We only build during day then wonder why the dog likes to eat our homework

What you need to know:

  • The Tanzanians just hit middle-income status years ahead of schedule; we are busy finding excuses – locusts, floods, coronavirus, neighbours looking at us badly, etc. – to explain why we have to postpone our own deadline, again.
  • Why does the dog always eat our homework? Competence shouldn’t always be a premium. There are enough smart Ugandans around to figure out even the most complex problems. We need the right people in the right positions, and a sense of urgency. Jesus is coming, people, look busy!

In January, the Chinese built a 1,000-bed hospital in 10 days.

The rehabilitation of Mulago National Referral Hospital, which has been on-going since October 2014, is just about to be completed. India builds an average of 18.2 kilometres of highway every day, but experts there worry that this is not fast enough to meet the needs of the rapidly urbanising and heavily populated country.

In May 2019, the Kampala Capital City Authority handed over five roads to contractors, including the John Babiiha Avenue, which is less than two kilometres long. A year later, it is still being dug-up.

It is, of course, easier for the Chinese or the Indians. A lot of the required equipment is built in-country and many of the materials are also locally available, such as the prefabricated containers that were meshed together to build the hospital. But there are other things at play, of which the most important is perhaps a sense of urgency.

Development, or at least the stripped-down version of building things, is a race; many ‘developed’ countries have a head-start of several centuries during which they build things, tore them down, improved them and so on. Their problem is often one of redevelopment – converting existing stuff or breaking it down to build bigger and better.

We, on the other hand, are often just breaking ground, cutting down banana plantations or coffee shambas to build houses, lay water pipes or build roads. In the majority of places, we are yet to even get around to building sewers. So how can we be so lethargic and uninspired?

Some things must be allowed time. Like pregnancy, or curing concrete. But how do we explain building roads like 8-5 office jobs? In a country with high youth unemployment, is it impossible to consider three shifts that work around the clock, and especially at night when there are fewer disruptions from and to road users?

We used to have this problem at the land borders, which used to close at 6pm, with customs officers acting like chicken that shut shop with sunset – yet the airport continued to work late into the night. It turned out that by merely putting lights in and having shifts, you could keep a land border open.

Today, you can drive through the border at midnight. What does it say about our collective ambition as a country that it takes more than a year to build a two-kilometre road?
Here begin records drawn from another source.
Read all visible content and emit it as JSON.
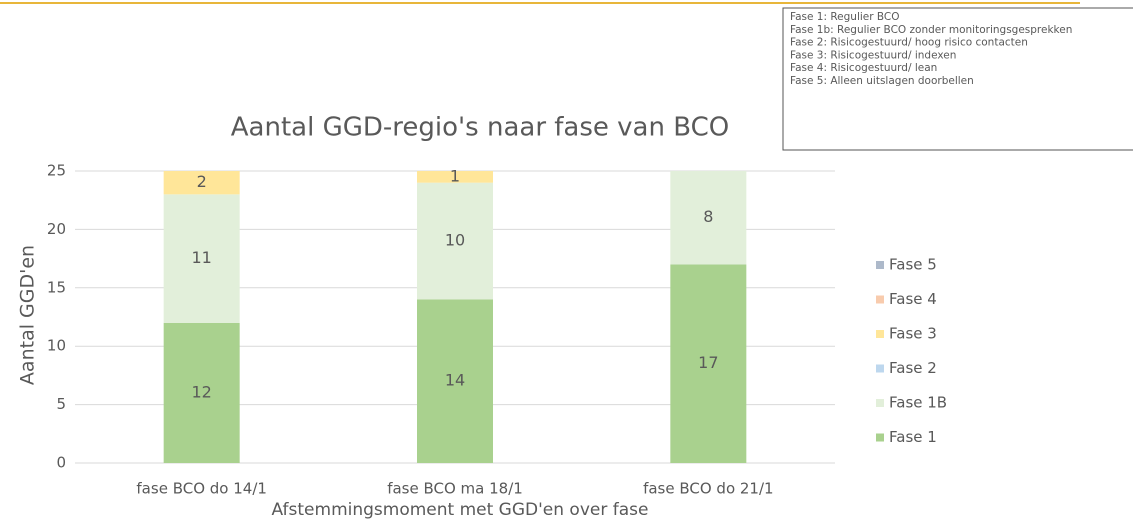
{
  "chart_data": {
    "type": "stacked_bar",
    "title": "Aantal GGD-regio's naar fase van BCO",
    "x_label": "Afstemmingsmoment met GGD'en over fase",
    "y_label": "Aantal GGD'en",
    "categories": [
      "fase BCO do 14/1",
      "fase BCO ma 18/1",
      "fase BCO do 21/1"
    ],
    "series": [
      {
        "name": "Fase 1",
        "color": "#a9d18e",
        "values": [
          12,
          14,
          17
        ]
      },
      {
        "name": "Fase 1B",
        "color": "#e2efda",
        "values": [
          11,
          10,
          8
        ]
      },
      {
        "name": "Fase 2",
        "color": "#bdd7ee",
        "values": [
          0,
          0,
          0
        ]
      },
      {
        "name": "Fase 3",
        "color": "#ffe699",
        "values": [
          2,
          1,
          0
        ]
      },
      {
        "name": "Fase 4",
        "color": "#f8cbad",
        "values": [
          0,
          0,
          0
        ]
      },
      {
        "name": "Fase 5",
        "color": "#adb9ca",
        "values": [
          0,
          0,
          0
        ]
      }
    ],
    "ylim": [
      0,
      25
    ],
    "yticks": [
      0,
      5,
      10,
      15,
      20,
      25
    ],
    "grid": true,
    "legend": "right",
    "annotations": [
      "Fase 1: Regulier BCO",
      "Fase 1b: Regulier BCO zonder monitoringsgesprekken",
      "Fase 2: Risicogestuurd/ hoog risico contacten",
      "Fase 3: Risicogestuurd/ indexen",
      "Fase 4: Risicogestuurd/ lean",
      "Fase 5: Alleen uitslagen doorbellen"
    ]
  }
}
Are we not able to line up our ducks – get the equipment, bulk materials, pre-cast concrete, et cetera – then do the job quickly?

Disputes over land compensation – our favourite hymn – are not unique to us. When a couple refused to leave their house in eastern China citing inadequate compensation, the authorities redesigned the road, built around them, and left their house in the middle as a round-about.

What stops us from setting up mobile courts along major public infrastructure works to rapidly hear compensation disputes? You are offered a figure for your plot; you dispute and ask for more, giving reasons. The judge listens to both parties, sets a figure. If agreeable, kazi inaendelea; if you disagree, you appeal to a higher court while, in the meantime, we bulldoze. Kazi inaendelea!

More than a decade after discovering crude oil deposits, we are still running from pillar to post, sniffing samples, navel-gazing, while, underfoot, the sands shift away from fossil fuels to renewables. More than a year after we opened the eye-wateringly expensive Kampala-Entebbe Expressway, we are yet to start collecting tolls meant to repay the loan. We have a surplus of electricity and millions without power because we built the dams without building the power lines.

The Tanzanians just hit middle-income status years ahead of schedule; we are busy finding excuses – locusts, floods, coronavirus, neighbours looking at us badly, etc. – to explain why we have to postpone our own deadline, again.

Why does the dog always eat our homework? Competence shouldn’t always be a premium. There are enough smart Ugandans around to figure out even the most complex problems. We need the right people in the right positions, and a sense of urgency. Jesus is coming, people, look busy!

Mr Kalinaki is a journalist and poor man’s freedom fighter.